Questo penso sia un esempio perfetto, perché anche il cinema orientale può subire una sorta di “esterofilia”, ma quando vedi un film come Parasite, con la colonna sonora Jung Jae-il fortemente identitaria ma allo stesso tempo esportabile, allora capisci che si è arrivati a uno standard di industria che può essere realmente fruibile in tutto il mondo. Pensi che l’Italia abbia fatto lo stesso in questo senso?
Sì, ci sono stati dei titoli molto importanti, che hanno girato i festival di tutto il mondo, ma continuano ad essere pochi.
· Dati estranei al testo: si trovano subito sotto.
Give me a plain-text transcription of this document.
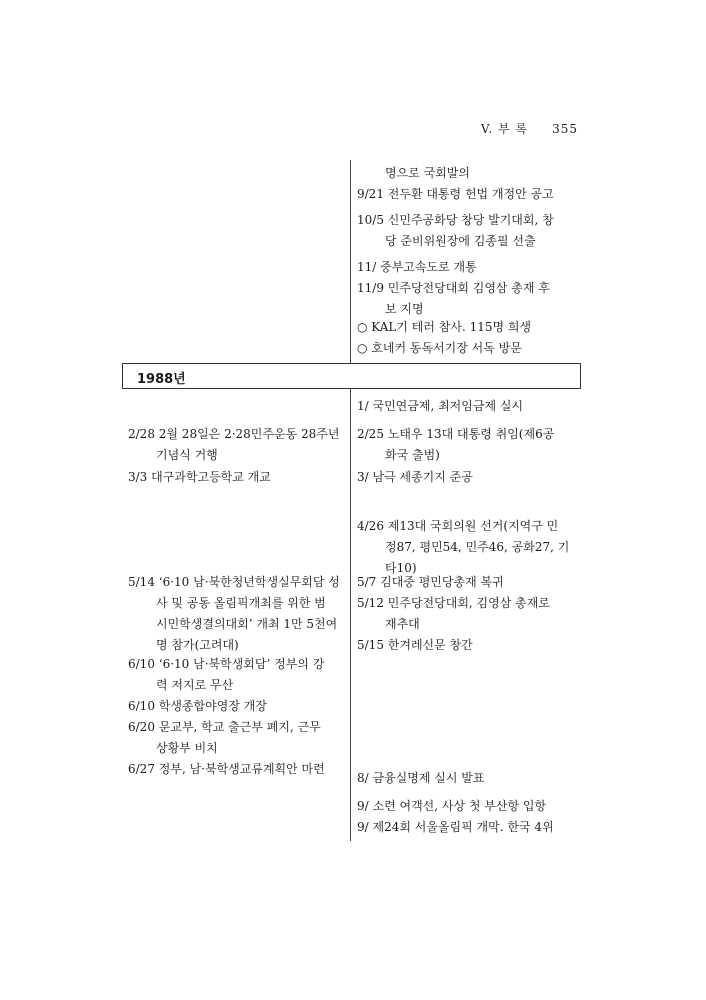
V. 부 록 355
명으로 국회발의
9/21 전두환 대통령 헌법 개정안 공고
10/5 신민주공화당 창당 발기대회, 창
당 준비위원장에 김종필 선출
11/ 중부고속도로 개통
11/9 민주당전당대회 김영삼 총재 후
보 지명
○ KAL기 테러 참사. 115명 희생
○ 호네커 동독서기장 서독 방문
1988년
1/ 국민연금제, 최저임금제 실시
2/25 노태우 13대 대통령 취임(제6공
화국 출범)
3/ 남극 세종기지 준공
4/26 제13대 국회의원 선거(지역구 민
정87, 평민54, 민주46, 공화27, 기
타10)
5/7 김대중 평민당총재 복귀
5/12 민주당전당대회, 김영삼 총재로
재추대
5/15 한겨레신문 창간
8/ 금융실명제 실시 발표
9/ 소련 여객선, 사상 첫 부산항 입항
9/ 제24회 서울올림픽 개막. 한국 4위
2/28 2월 28일은 2·28민주운동 28주년
기념식 거행
3/3 대구과학고등학교 개교
5/14 ‘6·10 남·북한청년학생실무회담 성
사 및 공동 올림픽개최를 위한 범
시민학생결의대회’ 개최 1만 5천여
명 참가(고려대)
6/10 ‘6·10 남·북학생회담’ 정부의 강
력 저지로 무산
6/10 학생종합야영장 개장
6/20 문교부, 학교 출근부 폐지, 근무
상황부 비치
6/27 정부, 남·북학생교류계획안 마련
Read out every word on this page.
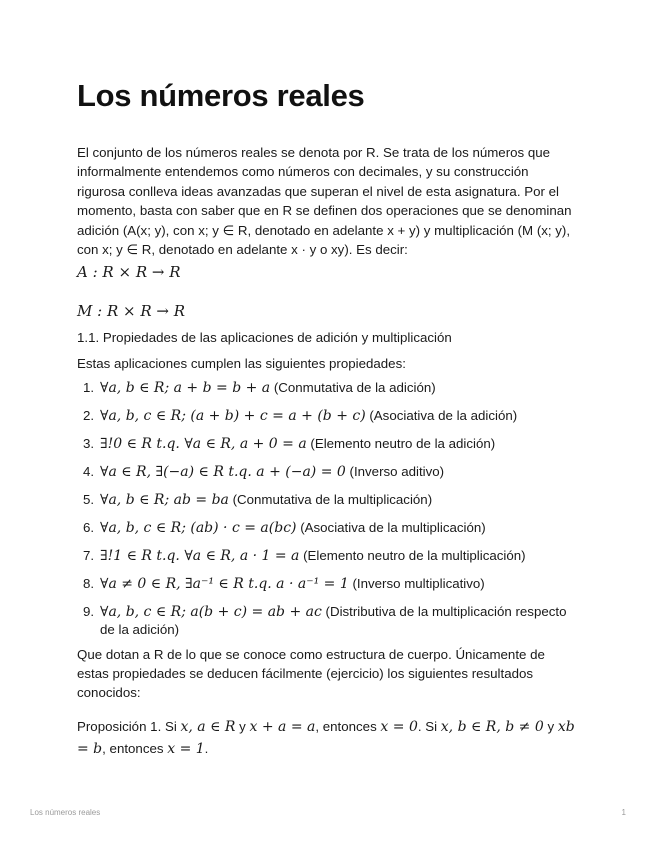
Los números reales

El conjunto de los números reales se denota por R. Se trata de los números que informalmente entendemos como números con decimales, y su construcción rigurosa conlleva ideas avanzadas que superan el nivel de esta asignatura. Por el momento, basta con saber que en R se definen dos operaciones que se denominan adición (A(x; y), con x; y ∈ R, denotado en adelante x + y) y multiplicación (M (x; y), con x; y ∈ R, denotado en adelante x · y o xy). Es decir:

A : R × R → R
M : R × R → R
1.1. Propiedades de las aplicaciones de adición y multiplicación
Estas aplicaciones cumplen las siguientes propiedades:
1. ∀a, b ∈ R; a + b = b + a (Conmutativa de la adición)
2. ∀a, b, c ∈ R; (a + b) + c = a + (b + c) (Asociativa de la adición)
3. ∃!0 ∈ R t.q. ∀a ∈ R, a + 0 = a (Elemento neutro de la adición)
4. ∀a ∈ R, ∃(−a) ∈ R t.q. a + (−a) = 0 (Inverso aditivo)
5. ∀a, b ∈ R; ab = ba (Conmutativa de la multiplicación)
6. ∀a, b, c ∈ R; (ab) · c = a(bc) (Asociativa de la multiplicación)
7. ∃!1 ∈ R t.q. ∀a ∈ R, a · 1 = a (Elemento neutro de la multiplicación)
8. ∀a ≠ 0 ∈ R, ∃a⁻¹ ∈ R t.q. a · a⁻¹ = 1 (Inverso multiplicativo)
9. ∀a, b, c ∈ R; a(b + c) = ab + ac (Distributiva de la multiplicación respecto de la adición)

Que dotan a R de lo que se conoce como estructura de cuerpo. Únicamente de estas propiedades se deducen fácilmente (ejercicio) los siguientes resultados conocidos:

Proposición 1. Si x, a ∈ R y x + a = a, entonces x = 0. Si x, b ∈ R, b ≠ 0 y xb = b, entonces x = 1.

Los números reales	1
Penso ad esempio a Disco Boy di Giacomo Abbruzzese, che è andato decisamente molto bene a livello internazionale: alla Berlinale ha vinto l’Orso d’argento per la fotografia di Hélène Louvart. Anche se il regista ha scelto di fare un film esteticamente internazionale, coinvolgendo un bravissimo musicista e producer come Vitalic, penso che avrebbe forse potuto affidarsi a un compositore italiano. Perché secondo te spesso i nostri autori scelgono di affidarsi a compositori stranieri? Credi che si abbia la convinzione di non poter essere in grado di “sonorizzare” certi film?
Penso che nel nostro immaginario abbiamo cristallizzato questa mitologia per cui tutto quello che arriva dall’estero sia di conseguenza più valido. Quando queste cose si radicano talmente tanto nel tuo background culturale è difficile sfuggire da questi paradossi, diventa come uno specchio che distorce l’immagine. Il motivo rispetto a quanto mi chiedevi è proprio quello, secondo me: crediamo poco in noi stessi e nelle nostre potenzialità, perché in Italia c’è letteralmente una tonnellata di musica validissima, ed è ridicolo non voler vedere quanto accade. Manca la volontà di cercare una valida alternativa, preferendo una scelta più facile da gestire. Non necessariamente bussare alla porta di un nome internazionale è la scelta vincente. Con questo non voglio dire che dobbiamo fare un cinema nazionalista, ma ricercare una nuova via anche attraverso le penne nazionali è sicuramente importante, soprattutto per immergersi con più profondità in quello che è il nostro spettro musicale. In passato, molti compositori sono stati ancorati a progetti che avevano sempre gli stessi colori, quando invece un compositore può avere al suo interno molteplici voci, e anche da questo punto di vista ci deve essere la curiosità di stimolarlo, così come il compositore, allo stesso tempo, deve avere il dovere morale di stimolare un regista. È nostro compito sentirci attivi all’interno del processo.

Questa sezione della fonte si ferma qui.